Published Tuesday, October 16, 2018 6:43PM EDT
Canada is currently among the top-ranked countries in the world when it comes to average life expectancy, but could fall to 27th place by 2040 due to projected improvements in other nations, according to a new study.
In 2016, Canada ranked 17th out of 195 countries, with an average life expectancy of 81.6 years. By 2040, the life expectancy is expected to rise to 83.1, but Canada will rank 27th on the list as life expectancies also improve elsewhere in the world.
According to the study published in The Lancet on Tuesday, China is one of several countries where life expectancies are expected to increase “substantially” over the next two decades.
In 2016, China ranked 68th with an average life expectancy of 76.3 years. If health trends in the country continue, China’s life expectancy is projected to rise to 81.9 years, and it will rank 39th on the global list by 2040.
Other nations expected to see improved lifespans by 2040 include:
-Syria, which has been devastated by years of civil war and currently ranks 137th on the list, with an average life expectancy of 68.2 years. Due to a “conservative model for conflict,” the country is expected to rank 80th on the list in 20 years, with a life expectancy of 78.6 years.
- Nigeria is expected to rank 123rd (with a life expectancy of 74.8) from 157th place (current life expectancy of 65 years).
In contrast, the life expectancy in Palestinian territories is expected to drop the most, from 114th place (71.9 years) to 152nd (72.2 years).
In 2040, Spain is expected to replace Japan at the top of the global list, with an average lifespan of 85.8 years.
Among high-income countries, the United States is expected to see the biggest drop in rank, falling from 43rd place to 64th by 2040. However, the average lifespan in the U.S. is actually expected to rise over that period, from 78.7 years to 79.8 years.
In 2016, four of the top 10 causes of premature deaths across the globe were non-communicable diseases (including diabetes, chronic pulmonary or kidney disease and poor health due to obesity) or injuries.

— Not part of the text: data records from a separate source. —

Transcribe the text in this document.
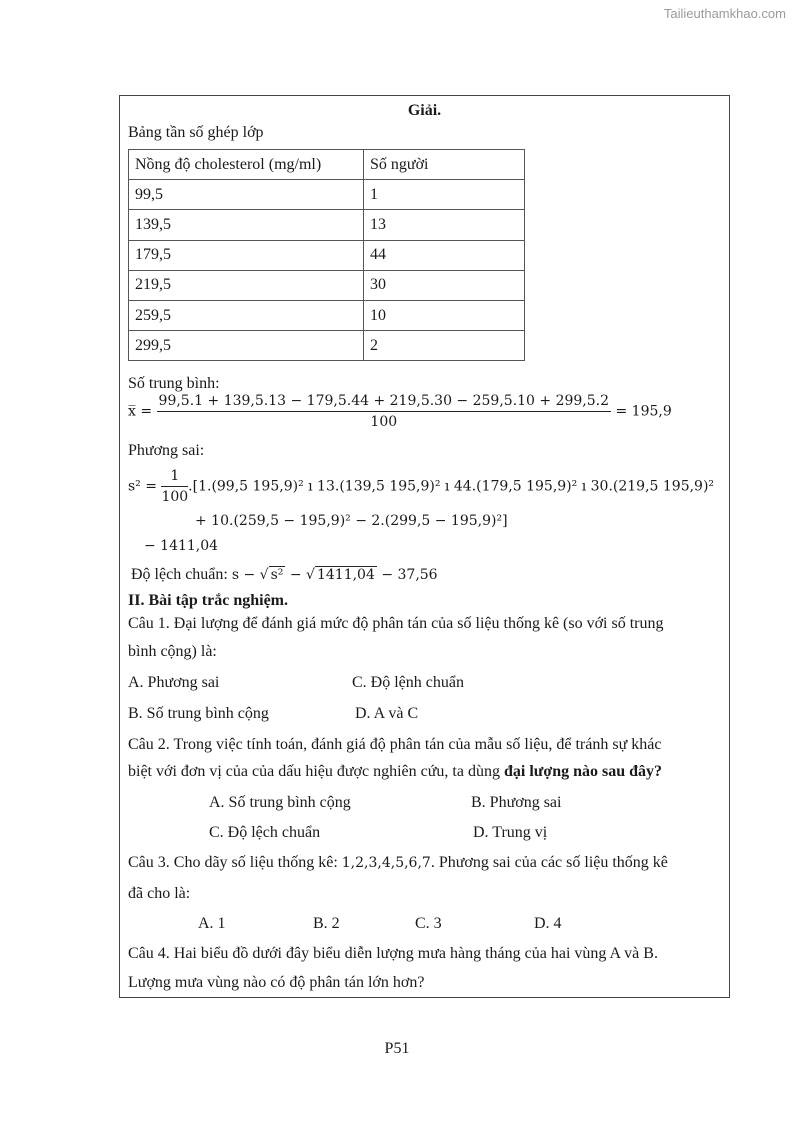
Tailieuthamkhao.com
Giải.
Bảng tần số ghép lớp
Nồng độ cholesterol (mg/ml)	Số người
99,5	1
139,5	13
179,5	44
219,5	30
259,5	10
299,5	2
Số trung bình:
x̅ = $\frac{99,5.1 + 139,5.13 - 179,5.44 + 219,5.30 - 259,5.10 + 299,5.2}{100} = 195,9$
Phương sai:
$s^2 = \frac{1}{100} .[1.(99,5$ 195,9)² ı 13.(139,5 195,9)² ı 44.(179,5 195,9)² ı 30.(219,5 195,9)²
+ 10.(259,5 − 195,9)² − 2.(299,5 − 195,9)²]
− 1411,04
Độ lệch chuẩn: s − √ s² − √ 1411,04 − 37,56
II. Bài tập trắc nghiệm.
Câu 1. Đại lượng để đánh giá mức độ phân tán của số liệu thống kê (so với số trung
bình cộng) là:
A. Phương sai	C. Độ lệnh chuẩn
B. Số trung bình cộng	D. A và C
Câu 2. Trong việc tính toán, đánh giá độ phân tán của mẫu số liệu, để tránh sự khác
biệt với đơn vị của của dấu hiệu được nghiên cứu, ta dùng đại lượng nào sau đây?
A. Số trung bình cộng	B. Phương sai
C. Độ lệch chuẩn	D. Trung vị
Câu 3. Cho dãy số liệu thống kê: 1,2,3,4,5,6,7. Phương sai của các số liệu thống kê
đã cho là:
A. 1	B. 2	C. 3	D. 4
Câu 4. Hai biểu đồ dưới đây biểu diễn lượng mưa hàng tháng của hai vùng A và B.
Lượng mưa vùng nào có độ phân tán lớn hơn?
P51
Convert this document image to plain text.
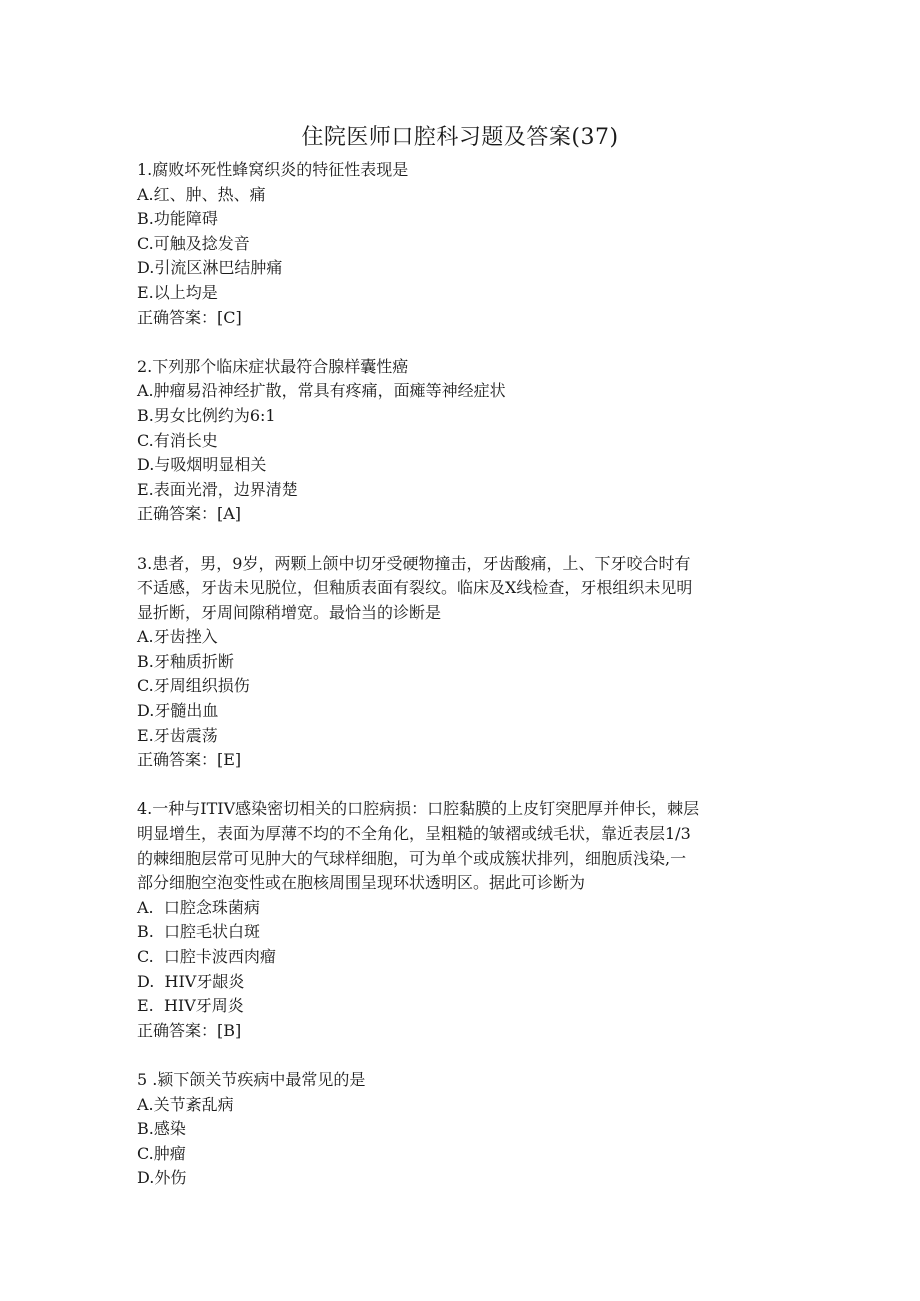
住院医师口腔科习题及答案(37)
1.腐败坏死性蜂窝织炎的特征性表现是
A.红、肿、热、痛
B.功能障碍
C.可触及捻发音
D.引流区淋巴结肿痛
E.以上均是
正确答案：[C]
2.下列那个临床症状最符合腺样囊性癌
A.肿瘤易沿神经扩散，常具有疼痛，面瘫等神经症状
B.男女比例约为6:1
C.有消长史
D.与吸烟明显相关
E.表面光滑，边界清楚
正确答案：[A]
3.患者，男，9岁，两颗上颌中切牙受硬物撞击，牙齿酸痛，上、下牙咬合时有
不适感，牙齿未见脱位，但釉质表面有裂纹。临床及X线检查，牙根组织未见明
显折断，牙周间隙稍增宽。最恰当的诊断是
A.牙齿挫入
B.牙釉质折断
C.牙周组织损伤
D.牙髓出血
E.牙齿震荡
正确答案：[E]
4.一种与ITIV感染密切相关的口腔病损：口腔黏膜的上皮钉突肥厚并伸长，棘层
明显增生，表面为厚薄不均的不全角化，呈粗糙的皱褶或绒毛状，靠近表层1/3
的棘细胞层常可见肿大的气球样细胞，可为单个或成簇状排列，细胞质浅染,一
部分细胞空泡变性或在胞核周围呈现环状透明区。据此可诊断为
A.  口腔念珠菌病
B.  口腔毛状白斑
C.  口腔卡波西肉瘤
D.  HIV牙龈炎
E.  HIV牙周炎
正确答案：[B]
5 .颍下颌关节疾病中最常见的是
A.关节紊乱病
B.感染
C.肿瘤
D.外伤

By 2040, eight of the top 10 causes of premature deaths are expected to be ischemic heart disease, stroke, chronic obstructive pulmonary disease (COPD), chronic kidney disease, Alzheimer’s disease, diabetes, road injuries, and lung cancer.
The study, conducted by researchers from the Institute for Health Metrics and Evaluation (IHME) at the University of Washington, used data from the Global Burden of Disease (GBD) study to produce the lifespan forecasts and alternative “better” and “worse” scenarios for life expectancies in each of the ranked countries.
The IHME researchers say the top six health indicators that explain most of the forecasts for premature deaths are high blood pressure, high body mass index, high blood sugar, tobacco use, alcohol use, and air pollution.